El bufón silba bajito y patea piedras. Ya es un poco tarde.
La noche se le cae encima y él no tiene tanta fuerza como para darle la espalda.
Se la ve feliz a la Pierrot, piensa. Al fin y al cabo, no debe de haberle resultado tan difícil encontrar una luna nueva.
Ya no la abraza cuando la ve porque sabe que ahora ella está mejor que él, que quien saldría lastimado es él, y no ella, y es muy egoísta.
Ya no la mira a los ojos. Ya no le habla, casi, para que su voz no se quiebre en medio de la perorata. Ya no tiene ganas ni siquiera de actuar para ella.
Va, nomás, pateando piedritas por la calle, y la noche, y el silencio del camino, y algún que otro perro, y en esa esquina se han besado más de una vez, pero no, no quiere recordarlo, ni tampoco la plaza en la que jugaron tanto. La Pierrot, que ya se había desvanecido, vuelve otra vez y no lo deja dormir, vuelve para enfriar su lado de la cama y se va a calentar el de una cama ajena, para recordarle que todas las tardes solo son tardes perdidas, y que nadie jamás va a ser tan hermosa, nadie nunca va a compartir su risa ni a retarlo a gritos de la manera en que ella le gritaba a retos, ni a jugar a morderse los pies. Tampoco nadie va a caminar con la decisión con la que ella caminaba.
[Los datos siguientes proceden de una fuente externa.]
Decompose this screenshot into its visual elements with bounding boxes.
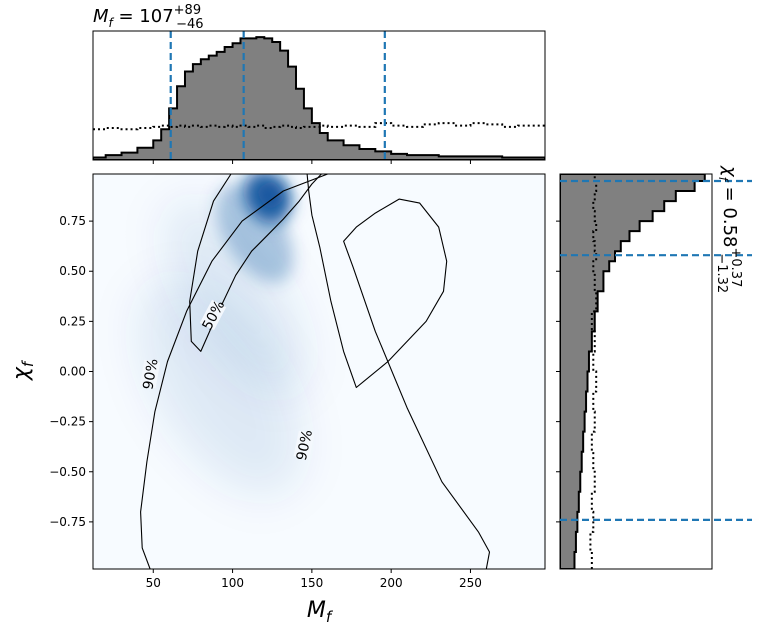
y-tick-label: −0.25	[49, 415, 86, 429]
y-tick-label: −0.50	[49, 465, 86, 479]
y-axis-label: χf	[9, 359, 37, 381]
y-tick-label: −0.75	[49, 515, 86, 529]
top-marginal-title: Mf = 107+89 −46	[93, 3, 204, 32]
x-tick-label: 150	[300, 576, 323, 590]
contour-50pct	[189, 174, 322, 352]
density-blob	[138, 280, 302, 495]
contour-label-bg	[199, 299, 227, 331]
contour-label: 90%	[140, 357, 161, 390]
x-axis-label: Mf	[307, 598, 334, 626]
density-blob	[166, 201, 306, 394]
contour-label-bg	[139, 359, 161, 389]
contour-label: 90%	[294, 428, 316, 462]
x-tick-label: 50	[146, 576, 161, 590]
right-marginal-panel: χf = 0.58+0.37−1.32	[556, 165, 752, 570]
y-tick-label: 0.75	[59, 214, 86, 228]
x-tick-label: 250	[459, 576, 482, 590]
top-histogram	[93, 36, 545, 160]
density-blob	[258, 181, 284, 209]
density-blob	[216, 183, 294, 283]
top-marginal-frame	[92, 30, 546, 161]
right-marginal-title: χf = 0.58+0.37−1.32	[714, 165, 743, 293]
x-tick-label: 200	[380, 576, 403, 590]
main-density-panel: 90%90%50% 50 100 150 200 250 −0.75−0.50−0.25…	[9, 173, 546, 626]
contour-90pct	[140, 174, 491, 569]
top-marginal-panel: Mf = 107+89 −46	[92, 3, 546, 164]
y-tick-label: 0.00	[59, 365, 86, 379]
contour-label-bg	[293, 430, 315, 460]
y-tick-label: 0.25	[59, 314, 86, 328]
y-tick-label: 0.50	[59, 264, 86, 278]
density-heatmap	[138, 174, 306, 495]
x-tick-label: 100	[221, 576, 244, 590]
credible-contours	[140, 174, 491, 569]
¿Se acordará la Pierrot de que el bufón le enseñó la palabra inefable? No cree.
Cuán poco vale ahora todo ese mar que fueron, piensa, y ya no se ríe.
Son los altibajos entre quererte y querer dejarte lo que me encienden. En la seguridad no hay tensión: o muero por confesarte mi amor o agonizo ante la idea de que no dejes de abrazarme. En el lindo quilombito de mi psique, en el subeibaja que resulto ser, no hay sitio para intermedios.
Se me escapa el alma y debo (de) atar la pasión; encadeno y amarro y amordazo las palabras porque es muy desmedido decirte, ya, que te amo.
Consecuentemente, te miro con tristeza y veo que vos no te das cuenta de que mi silencio significa:

I. Adiós
II. Hasta nunca
III. Nos veremos
IV. Aunque quiera volverme ciega ante tu estampa

Y no ves que en realidad detrás del abrazo fuerte estoy llorando; todo sabe a último beso y rompo las tradiciones que cuidadosamente he ido tejiendo, no lo ves, pero ya no me dejo regados cordelcitos ni te pido una segunda cita y por dios que no hago cantar al pájaro carpintero que corona tu puerta. Él me mira y entiende, saluda cordial, saluda sombrío y entiende.
Es él, y soy yo, el que no comprende cuando me ve volver de tu mano, riendo, saltando, ansiosa por quererte y ansiosa por decirte que te amo y que en el intermedio no vivo más que segundos.